Did so by being almost 5× faster than the previous #1 by LINPACK Rmax: 35.86 TFLOPS versus ASCI White’s 7.226 TFLOPS on the June 2002 Top500 list.

It was the last machine where a vector architecture decisively led the world. After 2004 the cluster-and-accelerator era took over. The Earth Simulator’s success fed a broader US “Computenik” policy reaction. DARPA’s High Productivity Computing Systems (HPCS) program was the most visible response program, funding Cray, IBM, Sun, and others; its direct outputs include Chapel, IBM PERCS work, and Cray’s Cascade/XMT line, while later Cray XT/XE/XK systems such as Jaguar and Titan drew on overlapping vendor capacity rather than being simple one-to-one HPCS products.

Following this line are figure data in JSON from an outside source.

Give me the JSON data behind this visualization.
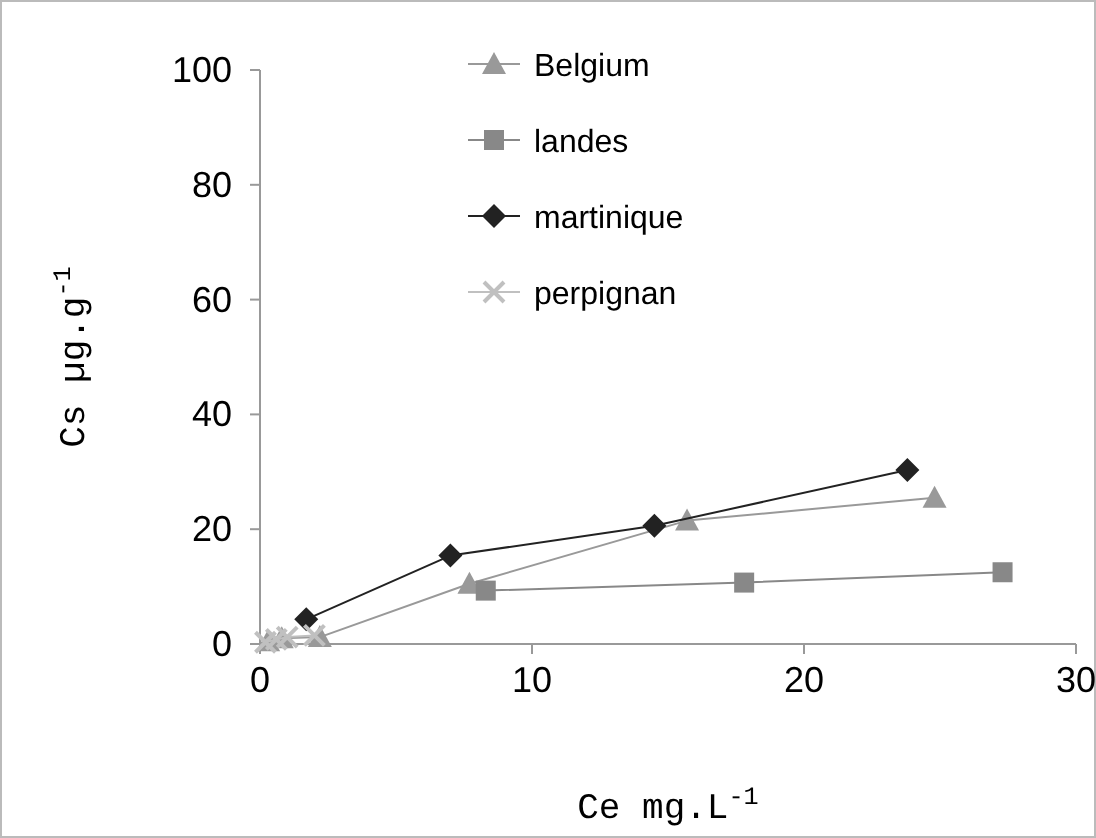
{
  "chart_data": {
    "type": "line",
    "xlabel": "Ce mg.L$^{-1}$",
    "ylabel": "Cs µg.g$^{-1}$",
    "xlim": [
      0,
      30
    ],
    "ylim": [
      0,
      100
    ],
    "xticks": [
      0,
      10,
      20,
      30
    ],
    "yticks": [
      0,
      20,
      40,
      60,
      80,
      100
    ],
    "grid": false,
    "legend": "top",
    "series": [
      {
        "name": "Belgium",
        "color": "#999999",
        "marker": "triangle",
        "x": [
          0.3,
          0.8,
          2.2,
          7.7,
          15.7,
          24.8
        ],
        "values": [
          0.5,
          1,
          1.2,
          10.5,
          21.5,
          25.5
        ]
      },
      {
        "name": "landes",
        "color": "#888888",
        "marker": "square",
        "x": [
          8.3,
          17.8,
          27.3
        ],
        "values": [
          9.3,
          10.7,
          12.5
        ]
      },
      {
        "name": "martinique",
        "color": "#222222",
        "marker": "diamond",
        "x": [
          1.7,
          7,
          14.5,
          23.8
        ],
        "values": [
          4.3,
          15.4,
          20.6,
          30.3
        ]
      },
      {
        "name": "perpignan",
        "color": "#c0c0c0",
        "marker": "cross",
        "x": [
          0.2,
          0.6,
          1,
          2
        ],
        "values": [
          0.3,
          0.8,
          1.2,
          1.5
        ]
      }
    ]
  }
}
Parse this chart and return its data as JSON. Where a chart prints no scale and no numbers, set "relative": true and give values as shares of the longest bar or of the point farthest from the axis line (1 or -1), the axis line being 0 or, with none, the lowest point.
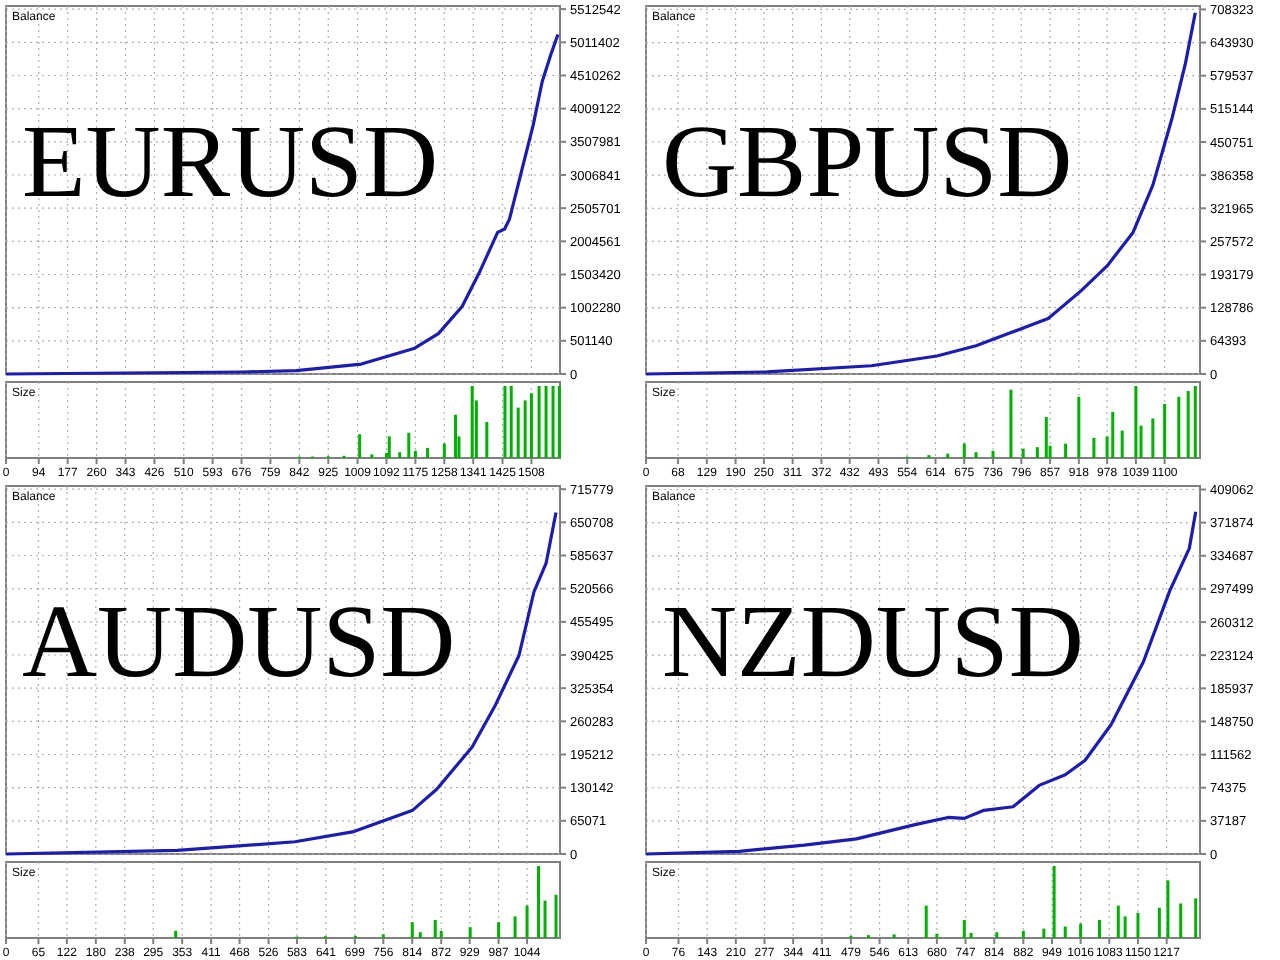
{
  "chart_data": [
    {
      "type": "line",
      "title": "EURUSD",
      "ylabel": "Balance",
      "xlim": [
        0,
        1590
      ],
      "ylim": [
        0,
        5560000
      ],
      "xticks": [
        0,
        94,
        177,
        260,
        343,
        426,
        510,
        593,
        676,
        759,
        842,
        925,
        1009,
        1092,
        1175,
        1258,
        1341,
        1425,
        1508
      ],
      "yticks": [
        0,
        501140,
        1002280,
        1503420,
        2004561,
        2505701,
        3006841,
        3507981,
        4009122,
        4510262,
        5011402,
        5512542
      ],
      "tick_labels": "y",
      "grid": true,
      "series": [
        {
          "color": "#1c1cb4",
          "x": [
            0,
            680,
            833,
            1020,
            1173,
            1241,
            1309,
            1360,
            1411,
            1431,
            1445,
            1479,
            1513,
            1539,
            1564,
            1584
          ],
          "values": [
            0,
            30000,
            50000,
            150000,
            390000,
            610000,
            1020000,
            1550000,
            2140000,
            2190000,
            2340000,
            3050000,
            3760000,
            4420000,
            4830000,
            5130000
          ]
        }
      ]
    },
    {
      "type": "bar",
      "ylabel": "Size",
      "relative": true,
      "xlim": [
        0,
        1590
      ],
      "xticks": [
        0,
        94,
        177,
        260,
        343,
        426,
        510,
        593,
        676,
        759,
        842,
        925,
        1009,
        1092,
        1175,
        1258,
        1341,
        1425,
        1508
      ],
      "tick_labels": "x",
      "grid": "x",
      "series": [
        {
          "color": "#00b000",
          "x": [
            842,
            880,
            925,
            970,
            1015,
            1050,
            1092,
            1100,
            1130,
            1156,
            1175,
            1210,
            1258,
            1290,
            1300,
            1338,
            1350,
            1380,
            1432,
            1450,
            1470,
            1490,
            1508,
            1530,
            1550,
            1570,
            1588
          ],
          "values": [
            0.02,
            0.02,
            0.025,
            0.03,
            0.33,
            0.05,
            0.07,
            0.3,
            0.08,
            0.35,
            0.1,
            0.14,
            0.2,
            0.6,
            0.3,
            1,
            0.8,
            0.5,
            1,
            1,
            0.7,
            0.8,
            0.9,
            1,
            1,
            1,
            1
          ]
        }
      ]
    },
    {
      "type": "line",
      "title": "GBPUSD",
      "ylabel": "Balance",
      "xlim": [
        0,
        1175
      ],
      "ylim": [
        0,
        715000
      ],
      "xticks": [
        0,
        68,
        129,
        190,
        250,
        311,
        372,
        432,
        493,
        554,
        614,
        675,
        736,
        796,
        857,
        918,
        978,
        1039,
        1100
      ],
      "yticks": [
        0,
        64393,
        128786,
        193179,
        257572,
        321965,
        386358,
        450751,
        515144,
        579537,
        643930,
        708323
      ],
      "tick_labels": "y",
      "grid": true,
      "series": [
        {
          "color": "#1c1cb4",
          "x": [
            0,
            257,
            478,
            617,
            700,
            770,
            853,
            922,
            978,
            1033,
            1075,
            1116,
            1144,
            1165
          ],
          "values": [
            0,
            4000,
            16000,
            35000,
            55000,
            79000,
            108000,
            161000,
            210000,
            275000,
            367000,
            498000,
            603000,
            702000
          ]
        }
      ]
    },
    {
      "type": "bar",
      "ylabel": "Size",
      "relative": true,
      "xlim": [
        0,
        1175
      ],
      "xticks": [
        0,
        68,
        129,
        190,
        250,
        311,
        372,
        432,
        493,
        554,
        614,
        675,
        736,
        796,
        857,
        918,
        978,
        1039,
        1100
      ],
      "tick_labels": "x",
      "grid": "x",
      "series": [
        {
          "color": "#00b000",
          "x": [
            554,
            600,
            640,
            675,
            700,
            736,
            774,
            800,
            830,
            849,
            857,
            890,
            918,
            950,
            978,
            990,
            1010,
            1039,
            1050,
            1075,
            1100,
            1130,
            1150,
            1165
          ],
          "values": [
            0.02,
            0.04,
            0.06,
            0.2,
            0.08,
            0.1,
            0.95,
            0.13,
            0.15,
            0.57,
            0.17,
            0.2,
            0.85,
            0.28,
            0.3,
            0.64,
            0.38,
            1,
            0.45,
            0.55,
            0.75,
            0.85,
            0.93,
            1
          ]
        }
      ]
    },
    {
      "type": "line",
      "title": "AUDUSD",
      "ylabel": "Balance",
      "xlim": [
        0,
        1110
      ],
      "ylim": [
        0,
        722000
      ],
      "xticks": [
        0,
        65,
        122,
        180,
        238,
        295,
        353,
        411,
        468,
        526,
        583,
        641,
        699,
        756,
        814,
        872,
        929,
        987,
        1044
      ],
      "yticks": [
        0,
        65071,
        130142,
        195212,
        260283,
        325354,
        390425,
        455495,
        520566,
        585637,
        650708,
        715779
      ],
      "tick_labels": "y",
      "grid": true,
      "series": [
        {
          "color": "#1c1cb4",
          "x": [
            0,
            343,
            579,
            697,
            815,
            863,
            934,
            981,
            1028,
            1058,
            1082,
            1102
          ],
          "values": [
            0,
            7000,
            24000,
            44000,
            86000,
            127000,
            210000,
            293000,
            390000,
            515000,
            570000,
            670000
          ]
        }
      ]
    },
    {
      "type": "bar",
      "ylabel": "Size",
      "relative": true,
      "xlim": [
        0,
        1110
      ],
      "xticks": [
        0,
        65,
        122,
        180,
        238,
        295,
        353,
        411,
        468,
        526,
        583,
        641,
        699,
        756,
        814,
        872,
        929,
        987,
        1044
      ],
      "tick_labels": "x",
      "grid": "x",
      "series": [
        {
          "color": "#00b000",
          "x": [
            340,
            583,
            640,
            700,
            756,
            814,
            830,
            860,
            872,
            930,
            987,
            1020,
            1044,
            1067,
            1080,
            1102
          ],
          "values": [
            0.1,
            0.02,
            0.025,
            0.03,
            0.05,
            0.22,
            0.08,
            0.25,
            0.1,
            0.15,
            0.22,
            0.3,
            0.45,
            1,
            0.52,
            0.6
          ]
        }
      ]
    },
    {
      "type": "line",
      "title": "NZDUSD",
      "ylabel": "Balance",
      "xlim": [
        0,
        1295
      ],
      "ylim": [
        0,
        413000
      ],
      "xticks": [
        0,
        76,
        143,
        210,
        277,
        344,
        411,
        479,
        546,
        613,
        680,
        747,
        814,
        882,
        949,
        1016,
        1083,
        1150,
        1217
      ],
      "yticks": [
        0,
        37187,
        74375,
        111562,
        148750,
        185937,
        223124,
        260312,
        297499,
        334687,
        371874,
        409062
      ],
      "tick_labels": "y",
      "grid": true,
      "series": [
        {
          "color": "#1c1cb4",
          "x": [
            0,
            218,
            370,
            492,
            629,
            706,
            744,
            790,
            858,
            919,
            980,
            1026,
            1087,
            1163,
            1224,
            1270,
            1285
          ],
          "values": [
            0,
            3000,
            10000,
            17000,
            33000,
            41000,
            40000,
            49000,
            53000,
            77000,
            89000,
            105000,
            145000,
            216000,
            295000,
            343000,
            384000
          ]
        }
      ]
    },
    {
      "type": "bar",
      "ylabel": "Size",
      "relative": true,
      "xlim": [
        0,
        1295
      ],
      "xticks": [
        0,
        76,
        143,
        210,
        277,
        344,
        411,
        479,
        546,
        613,
        680,
        747,
        814,
        882,
        949,
        1016,
        1083,
        1150,
        1217
      ],
      "tick_labels": "x",
      "grid": "x",
      "series": [
        {
          "color": "#00b000",
          "x": [
            479,
            520,
            580,
            655,
            680,
            744,
            760,
            820,
            882,
            930,
            954,
            980,
            1016,
            1060,
            1104,
            1120,
            1150,
            1200,
            1220,
            1250,
            1285
          ],
          "values": [
            0.03,
            0.04,
            0.05,
            0.45,
            0.06,
            0.25,
            0.07,
            0.08,
            0.1,
            0.13,
            1,
            0.16,
            0.2,
            0.25,
            0.45,
            0.3,
            0.35,
            0.42,
            0.8,
            0.48,
            0.55
          ]
        }
      ]
    }
  ]
}
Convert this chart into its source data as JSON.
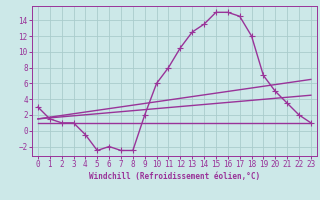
{
  "xlabel": "Windchill (Refroidissement éolien,°C)",
  "bg_color": "#cce8e8",
  "grid_color": "#aacccc",
  "line_color": "#993399",
  "xlim": [
    -0.5,
    23.5
  ],
  "ylim": [
    -3.2,
    15.8
  ],
  "xticks": [
    0,
    1,
    2,
    3,
    4,
    5,
    6,
    7,
    8,
    9,
    10,
    11,
    12,
    13,
    14,
    15,
    16,
    17,
    18,
    19,
    20,
    21,
    22,
    23
  ],
  "yticks": [
    -2,
    0,
    2,
    4,
    6,
    8,
    10,
    12,
    14
  ],
  "line1_x": [
    0,
    1,
    2,
    3,
    4,
    5,
    6,
    7,
    8,
    9,
    10,
    11,
    12,
    13,
    14,
    15,
    16,
    17,
    18,
    19,
    20,
    21,
    22,
    23
  ],
  "line1_y": [
    3.0,
    1.5,
    1.0,
    1.0,
    -0.5,
    -2.5,
    -2.0,
    -2.5,
    -2.5,
    2.0,
    6.0,
    8.0,
    10.5,
    12.5,
    13.5,
    15.0,
    15.0,
    14.5,
    12.0,
    7.0,
    5.0,
    3.5,
    2.0,
    1.0
  ],
  "line2_x": [
    0,
    23
  ],
  "line2_y": [
    1.0,
    1.0
  ],
  "line3_x": [
    0,
    23
  ],
  "line3_y": [
    1.5,
    6.5
  ],
  "line4_x": [
    0,
    23
  ],
  "line4_y": [
    1.5,
    4.5
  ],
  "marker": "+",
  "markersize": 4,
  "linewidth": 1.0,
  "tick_fontsize": 5.5,
  "xlabel_fontsize": 5.5
}
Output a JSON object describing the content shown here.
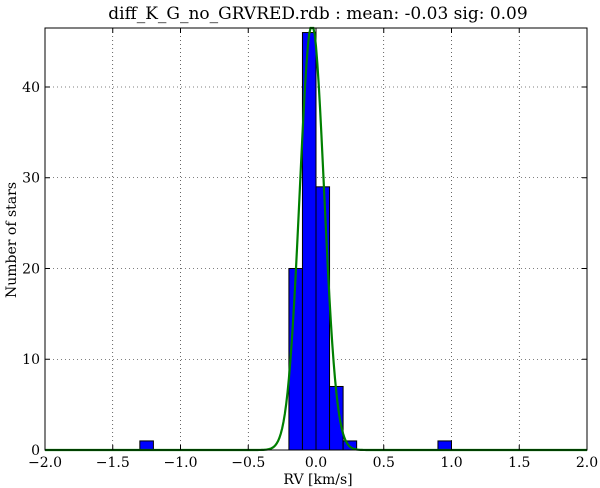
{
  "chart_data": {
    "type": "bar",
    "title": "diff_K_G_no_GRVRED.rdb  : mean: -0.03  sig: 0.09",
    "xlabel": "RV [km/s]",
    "ylabel": "Number of stars",
    "xlim": [
      -2.0,
      2.0
    ],
    "ylim": [
      0,
      46.5
    ],
    "xticks": [
      -2.0,
      -1.5,
      -1.0,
      -0.5,
      0.0,
      0.5,
      1.0,
      1.5,
      2.0
    ],
    "xtick_labels": [
      "−2.0",
      "−1.5",
      "−1.0",
      "−0.5",
      "0.0",
      "0.5",
      "1.0",
      "1.5",
      "2.0"
    ],
    "yticks": [
      0,
      10,
      20,
      30,
      40
    ],
    "ytick_labels": [
      "0",
      "10",
      "20",
      "30",
      "40"
    ],
    "grid": true,
    "histogram": {
      "bin_width": 0.1,
      "bins": [
        {
          "x0": -1.3,
          "x1": -1.2,
          "count": 1
        },
        {
          "x0": -0.2,
          "x1": -0.1,
          "count": 20
        },
        {
          "x0": -0.1,
          "x1": 0.0,
          "count": 46
        },
        {
          "x0": 0.0,
          "x1": 0.1,
          "count": 29
        },
        {
          "x0": 0.1,
          "x1": 0.2,
          "count": 7
        },
        {
          "x0": 0.2,
          "x1": 0.3,
          "count": 1
        },
        {
          "x0": 0.9,
          "x1": 1.0,
          "count": 1
        }
      ],
      "fill_color": "#0000ff",
      "edge_color": "#000000"
    },
    "fit": {
      "type": "gaussian",
      "mean": -0.03,
      "sigma": 0.09,
      "amplitude": 47,
      "color": "#008000"
    }
  }
}
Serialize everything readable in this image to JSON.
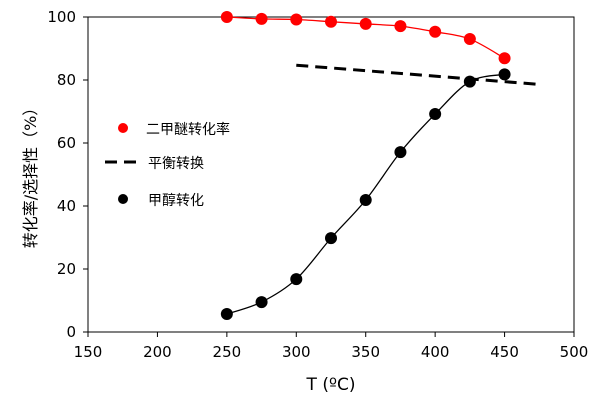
{
  "chart_data": {
    "type": "line",
    "title": "",
    "xlabel": "T (ºC)",
    "ylabel": "转化率/选择性（%）",
    "xlim": [
      150,
      500
    ],
    "ylim": [
      0,
      100
    ],
    "xticks": [
      150,
      200,
      250,
      300,
      350,
      400,
      450,
      500
    ],
    "yticks": [
      0,
      20,
      40,
      60,
      80,
      100
    ],
    "grid": false,
    "legend_position": "left",
    "series": [
      {
        "name": "二甲醚转化率",
        "style": "markers+smooth-line",
        "color": "#ff0000",
        "x": [
          250,
          275,
          300,
          325,
          350,
          375,
          400,
          425,
          450
        ],
        "y": [
          100,
          99.4,
          99.2,
          98.5,
          97.8,
          97.1,
          95.3,
          93.0,
          86.9
        ]
      },
      {
        "name": "平衡转换",
        "style": "dashed-line",
        "color": "#000000",
        "x": [
          300,
          475
        ],
        "y": [
          84.7,
          78.6
        ]
      },
      {
        "name": "甲醇转化",
        "style": "markers+smooth-line",
        "color": "#000000",
        "x": [
          250,
          275,
          300,
          325,
          350,
          375,
          400,
          425,
          450
        ],
        "y": [
          5.7,
          9.5,
          16.8,
          29.8,
          41.9,
          57.1,
          69.2,
          79.5,
          81.8
        ]
      }
    ]
  }
}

Why the Japanese vector ecosystem persisted longer than Cray’s#

Three reasons:

Government procurement. JMA (weather), MEXT (research), domestic universities — all kept buying.
Climate modeling. The single most demanding scientific workload of the era was atmospheric simulation. It vectorized beautifully and parallelized poorly. NEC’s long-vector approach was perfectly suited; clusters of microprocessors were not. ECMWF stayed on NEC and Cray X-series until 2014.
Genuine technical merit. Multi-pipe long-vector designs are good for the workload. They lost to clusters not because they were technically inferior but because clusters were cheaper per FLOP by an order of magnitude, on a $/FLOP curve dominated by the volume economics of microprocessors.

The NEC SX line continued through SX-9 (2008), SX-ACE (2013), and finally SX-Aurora TSUBASA (2018). The Aurora TSUBASA is fascinating — it’s an NEC vector engine on a PCIe card, treating a host x86 server the way GPUs do. It is, in essence, a 21st-century pure-vector accelerator. Few outside of Japan have ever heard of it.

Lab — Long vectors vs. short vectors#

In labs/05-vector-length/, you run a NumPy SAXPY-style benchmark across a sweep of vector lengths, then focus on three reference regions:

N = 64 (Cray-1 sweet spot)
N = 256 (NEC SX sweet spot)
N = 1_000_000 (modern memory-bound)

You’ll see the fixed-overhead-per-call versus per-element-cost trade-off in action. The lab is intentionally a portable Python/NumPy proxy: the modern low-level story is “many short SIMD vectors, fed by cache and prefetch”, not “one long vector”, but the measured curve still shows the trade-off that made Cray and NEC choose different vector lengths.

Discussion questions#

NEC’s multi-pipe approach (16 parallel arithmetic pipes per CPU in 1985) is structurally similar to a modern GPU’s SM (32-wide SIMT, multiple SMs per chip). Why did this approach lose in CPUs (where SIMD widths topped out at 8–16 elements) but win in GPUs (where it kept growing)?
Performance-portable vector programming was already a problem in 1990. How does ARM SVE (with its “vector-length agnostic” programming model) address this problem? Does it actually solve it, or does it just give the compiler a different set of choices?
The 1997 anti-dumping tariff on NEC SX-4 imports was politically motivated but had real architectural consequences: US national labs developed long expertise in clusters and short consumer-CPU-derived SIMD, not long-vector machines. What current US export-control policies (e.g., NVIDIA H100 export to China) might have similar long-term architectural side effects?